Democrats and Republicans are gearing up for a crunch White House meeting with Donald Trump in an 11th-hour bid to avert a potentially damaging federal government shutdown.
Monday’s gathering is aimed at reaching an agreement over funding the government and largely hinges on Democrat demands for an extension of funding subsidies for health insurance under the Affordable Care Act, also known as Obamacare, beyond the end of the year, when they are due to expire.
Hakeem Jeffries, the Democrat leader in the House of Representatives, and Chuck Schumer, the party’s leader in the Senate, will meet Trump along with their Republican counterparts, Mike Johnson, the House speaker, and John Thune, the Senate majority leader, for talks that are expected to be tense if not confrontational.
It will be Trump’s first meeting with the two Democrats since his return to the White House in January.

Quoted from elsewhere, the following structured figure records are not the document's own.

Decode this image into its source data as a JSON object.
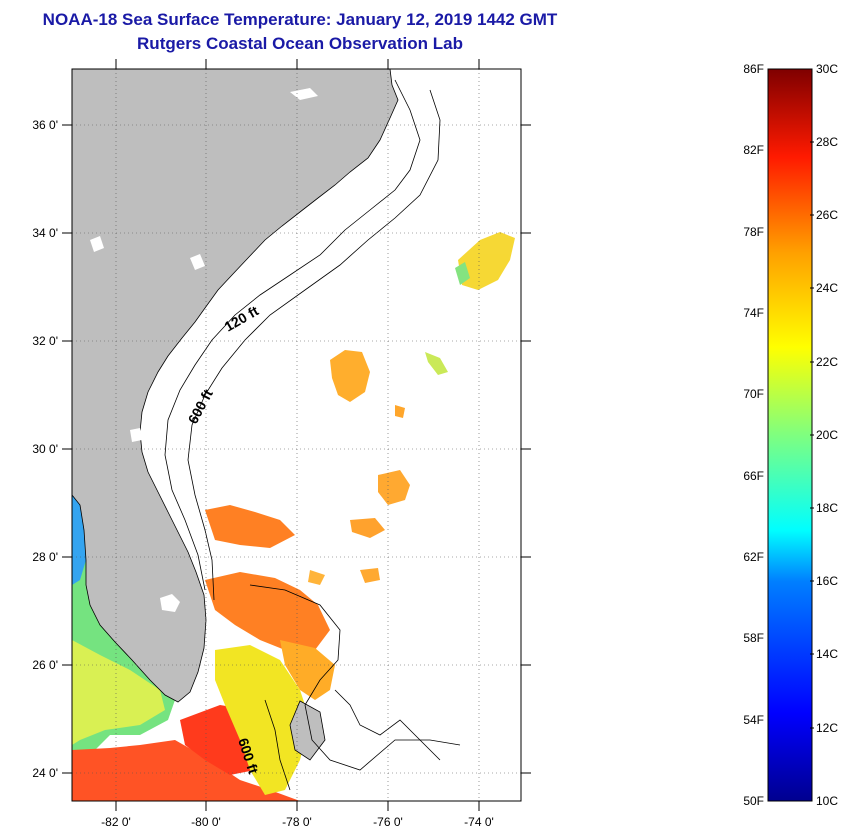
{
  "title": "NOAA-18 Sea Surface Temperature:  January 12, 2019 1442 GMT",
  "subtitle": "Rutgers Coastal Ocean Observation Lab",
  "map": {
    "lat_ticks": [
      {
        "value": 36,
        "label": "36 0'"
      },
      {
        "value": 34,
        "label": "34 0'"
      },
      {
        "value": 32,
        "label": "32 0'"
      },
      {
        "value": 30,
        "label": "30 0'"
      },
      {
        "value": 28,
        "label": "28 0'"
      },
      {
        "value": 26,
        "label": "26 0'"
      },
      {
        "value": 24,
        "label": "24 0'"
      }
    ],
    "lon_ticks": [
      {
        "value": -82,
        "label": "-82 0'"
      },
      {
        "value": -80,
        "label": "-80 0'"
      },
      {
        "value": -78,
        "label": "-78 0'"
      },
      {
        "value": -76,
        "label": "-76 0'"
      },
      {
        "value": -74,
        "label": "-74 0'"
      }
    ],
    "lat_range": [
      23.0,
      37.0
    ],
    "lon_range": [
      -83.0,
      -73.0
    ],
    "contour_labels": [
      {
        "text": "120 ft"
      },
      {
        "text": "600 ft"
      },
      {
        "text": "600 ft"
      }
    ],
    "land_color": "#bebebe"
  },
  "colorbar": {
    "fahrenheit_labels": [
      "86F",
      "82F",
      "78F",
      "74F",
      "70F",
      "66F",
      "62F",
      "58F",
      "54F",
      "50F"
    ],
    "celsius_labels": [
      "30C",
      "28C",
      "26C",
      "24C",
      "22C",
      "20C",
      "18C",
      "16C",
      "14C",
      "12C",
      "10C"
    ],
    "range_c": [
      10,
      30
    ],
    "stops": [
      "#00008f",
      "#0000ff",
      "#007fff",
      "#00ffff",
      "#7fff7f",
      "#ffff00",
      "#ff7f00",
      "#ff0000",
      "#7f0000"
    ]
  }
}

Jeffries and Trump have never previously met in person.
Expectations for the encounter are low, with failure likely to result in large swathes of the federal government shutting down from 1 October.
Trump and the Republicans have signaled that they are unfazed at that prospect, calculating that the public will blame Democrat intransigence.

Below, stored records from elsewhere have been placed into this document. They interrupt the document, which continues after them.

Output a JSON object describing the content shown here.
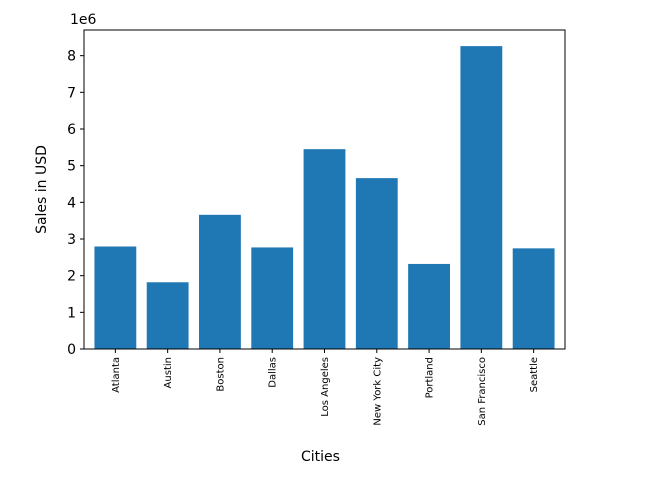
{
  "chart_data": {
    "type": "bar",
    "categories": [
      "Atlanta",
      "Austin",
      "Boston",
      "Dallas",
      "Los Angeles",
      "New York City",
      "Portland",
      "San Francisco",
      "Seattle"
    ],
    "values": [
      2795000,
      1820000,
      3660000,
      2770000,
      5450000,
      4660000,
      2320000,
      8260000,
      2745000
    ],
    "title": "",
    "xlabel": "Cities",
    "ylabel": "Sales in USD",
    "ylim": [
      0,
      8700000
    ],
    "yticks": [
      0,
      1,
      2,
      3,
      4,
      5,
      6,
      7,
      8
    ],
    "y_multiplier_label": "1e6",
    "bar_color": "#1f77b4",
    "grid": false,
    "legend": "none"
  }
}
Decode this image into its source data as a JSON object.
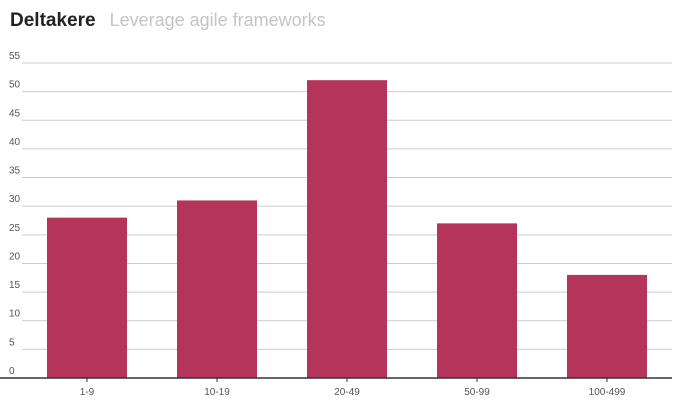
{
  "header": {
    "title": "Deltakere",
    "subtitle": "Leverage agile frameworks"
  },
  "colors": {
    "bar": "#b5345b",
    "grid": "#cccccc",
    "axis": "#333333",
    "tick_text": "#555555"
  },
  "chart_data": {
    "type": "bar",
    "title": "Deltakere",
    "subtitle": "Leverage agile frameworks",
    "xlabel": "",
    "ylabel": "",
    "categories": [
      "1-9",
      "10-19",
      "20-49",
      "50-99",
      "100-499"
    ],
    "values": [
      28,
      31,
      52,
      27,
      18
    ],
    "ylim": [
      0,
      55
    ],
    "yticks": [
      0,
      5,
      10,
      15,
      20,
      25,
      30,
      35,
      40,
      45,
      50,
      55
    ],
    "grid": true,
    "legend": "none"
  }
}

The White House office of management and budget (OMB) has also indicated that it will exploit a shutdown to carry out more mass firings as part of its crusade to slash government bureaucracy.
An OMB memorandum said government agencies have been instructed “use this opportunity to consider reduction in force (RIF) notices for all employees in programs, projects, or activities”, The Hill reported.
Republicans have also warned that Trump could make a shutdown politically costly by targeting spending programmes that are disproportionately used by Democrat-run states and cities.
CBS, citing a source close to Trump, reported that he privately welcomes the prospect of a shutdown because it would “enable him to wield executive power to slash some government programs and salaries”.
“I just don’t know how we are going to solve this issue,” Trump told the network in a telephone interview. “They [the Democrats] are not interested in waste, fraud and abuse.”
Some Democrats have acknowledged that they have “no good options” in trying to end the standoff.
“It’s doubly made no good because it’s very clear that Republicans want [a shutdown]. Trump wants it. He’s fine with that, happy to have it,” The Hill quoted a Democratic Senate aide as saying.. “I don’t really know what your good option here is when they want one.”
However, Schumer is under pressure to be seen taking a more actively confrontational stance after being fiercely criticized by fellow Democrats for backing a Republican funding packing in March to avert an earlier government shutdown.
With Rand Paul, the Kentucky Republican senator, likely to vote against the funding package, it would need the support of eight Democrats to overcome a Senate filibuster.